Lady Mary Woodville shrugged her shoulders; she had been a frequent visitor at her grandmother's, the Dowager Lady Rivers, and this lady's influence and opinions had fostered in the heart of Lady Mary her natural pride of birth, and a foolish contempt for those who had to work for their living.

"You have not much to boast of, Mary," said her brother, laughing, as he rose from his seat and approached the window, "if, as papa suggests, we are descended from the gipsies."

"What nonsense you talk, Robert!" replied his sister.

"Well, perhaps I ought to have addressed you, Dora, instead of Mary, for with your brown face and your flashing black eyes you are an out-and-out little gipsy;" but as the youth spoke, his glance of affection too plainly proved that the "little gipsy" was a favourite sister.

"I am like papa, Robert," she replied, good-naturedly.

"Of course you are, my dear," said Lady Rivers, "and he has nothing of the gipsy about him; but do not waste time in talking nonsense.—Robert, I thought you asked Dora to ride with you this morning, and the sooner you order the horses the better, for this bright April weather may not continue all day."

Lord Robert hastened to follow his mother's advice, while Lady Dora gladly escaped from the room to prepare for her ride.

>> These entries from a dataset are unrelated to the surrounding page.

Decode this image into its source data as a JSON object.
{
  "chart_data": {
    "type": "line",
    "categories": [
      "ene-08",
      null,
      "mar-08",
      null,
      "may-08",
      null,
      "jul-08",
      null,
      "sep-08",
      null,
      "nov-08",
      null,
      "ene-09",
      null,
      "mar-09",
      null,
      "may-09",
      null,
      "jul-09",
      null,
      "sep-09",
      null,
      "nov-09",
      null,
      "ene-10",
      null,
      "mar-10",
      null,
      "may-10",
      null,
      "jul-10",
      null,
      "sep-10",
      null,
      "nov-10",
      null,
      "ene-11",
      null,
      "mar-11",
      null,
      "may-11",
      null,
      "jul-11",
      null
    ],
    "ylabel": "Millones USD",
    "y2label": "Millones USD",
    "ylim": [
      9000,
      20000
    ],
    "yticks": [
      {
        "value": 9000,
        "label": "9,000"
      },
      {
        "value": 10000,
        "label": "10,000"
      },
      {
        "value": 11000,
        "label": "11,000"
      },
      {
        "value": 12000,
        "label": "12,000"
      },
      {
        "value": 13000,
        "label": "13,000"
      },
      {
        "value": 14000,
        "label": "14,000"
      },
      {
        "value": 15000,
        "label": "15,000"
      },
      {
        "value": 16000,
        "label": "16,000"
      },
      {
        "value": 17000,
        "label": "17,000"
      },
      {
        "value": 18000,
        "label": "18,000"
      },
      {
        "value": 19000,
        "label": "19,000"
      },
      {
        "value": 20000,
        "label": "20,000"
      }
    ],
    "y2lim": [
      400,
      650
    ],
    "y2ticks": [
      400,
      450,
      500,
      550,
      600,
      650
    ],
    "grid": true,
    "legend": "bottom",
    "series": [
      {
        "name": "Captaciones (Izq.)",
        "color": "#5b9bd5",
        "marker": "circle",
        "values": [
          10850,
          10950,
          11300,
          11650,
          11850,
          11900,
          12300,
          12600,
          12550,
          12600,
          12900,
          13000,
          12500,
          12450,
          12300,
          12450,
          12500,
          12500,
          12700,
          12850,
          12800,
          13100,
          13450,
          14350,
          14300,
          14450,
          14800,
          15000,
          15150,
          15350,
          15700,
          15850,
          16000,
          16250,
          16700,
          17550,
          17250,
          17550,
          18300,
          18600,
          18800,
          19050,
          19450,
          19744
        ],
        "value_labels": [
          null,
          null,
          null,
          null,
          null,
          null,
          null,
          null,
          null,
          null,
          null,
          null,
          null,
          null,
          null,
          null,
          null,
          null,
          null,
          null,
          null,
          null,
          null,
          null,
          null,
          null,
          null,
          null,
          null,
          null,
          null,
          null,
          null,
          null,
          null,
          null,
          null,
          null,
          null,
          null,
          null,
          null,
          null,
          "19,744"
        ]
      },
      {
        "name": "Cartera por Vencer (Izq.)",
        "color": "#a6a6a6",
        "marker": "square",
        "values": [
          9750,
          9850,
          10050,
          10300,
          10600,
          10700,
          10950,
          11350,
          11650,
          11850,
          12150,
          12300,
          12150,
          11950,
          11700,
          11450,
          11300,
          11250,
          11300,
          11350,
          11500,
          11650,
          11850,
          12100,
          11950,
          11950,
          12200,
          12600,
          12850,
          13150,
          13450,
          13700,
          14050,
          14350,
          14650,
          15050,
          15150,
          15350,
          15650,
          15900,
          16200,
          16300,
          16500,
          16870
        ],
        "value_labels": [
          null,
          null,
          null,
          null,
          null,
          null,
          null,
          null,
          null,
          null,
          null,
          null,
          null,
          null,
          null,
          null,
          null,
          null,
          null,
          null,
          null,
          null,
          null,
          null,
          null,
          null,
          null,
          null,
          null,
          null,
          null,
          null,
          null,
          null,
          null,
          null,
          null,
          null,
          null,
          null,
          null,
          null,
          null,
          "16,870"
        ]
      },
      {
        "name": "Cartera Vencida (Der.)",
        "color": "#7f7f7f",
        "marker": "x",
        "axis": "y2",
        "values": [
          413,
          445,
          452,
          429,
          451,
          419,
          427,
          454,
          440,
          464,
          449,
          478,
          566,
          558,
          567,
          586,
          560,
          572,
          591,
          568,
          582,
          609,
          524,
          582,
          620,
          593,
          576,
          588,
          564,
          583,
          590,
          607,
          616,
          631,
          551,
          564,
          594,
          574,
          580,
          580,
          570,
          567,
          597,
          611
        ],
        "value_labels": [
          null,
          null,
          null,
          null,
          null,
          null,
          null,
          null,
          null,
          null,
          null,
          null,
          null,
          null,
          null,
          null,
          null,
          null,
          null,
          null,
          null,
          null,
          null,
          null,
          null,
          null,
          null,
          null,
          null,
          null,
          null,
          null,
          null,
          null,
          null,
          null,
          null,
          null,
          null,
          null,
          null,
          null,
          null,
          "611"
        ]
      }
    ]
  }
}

This little peep into the domestic habits and manners of the family at Englefield will give our readers some idea of the pleasant home in which James Halford met his future wife, Clara Marston, in the years gone by.

The present Earl Rivers, who had been Dr. Halford's pupil for three years from the age of twenty-one, had reached his forty-fifth year at the time of which we write. Well might Lady Rivers assert that there was nothing of the gipsy in his appearance, in spite of the dark eyes and hair in which, as well as in features, his youngest daughter so strongly resembled him. Lord Rivers' tall, commanding figure, noble bearing, and marked features belonged to the class which an Englishman designates aristocratic. Yet he had no proud assumption of superiority on this account. Although polished and refined, and a true English gentleman of the olden times, his manners were simple and unobtrusive; and now, as he rides his horse slowly through the park and along the road to the station, he recalls with pain the fact that he has neglected his friend Dr. Halford long enough for his little daughter Fanny, whose marriage is in the Times, to grow to womanhood and become a bride.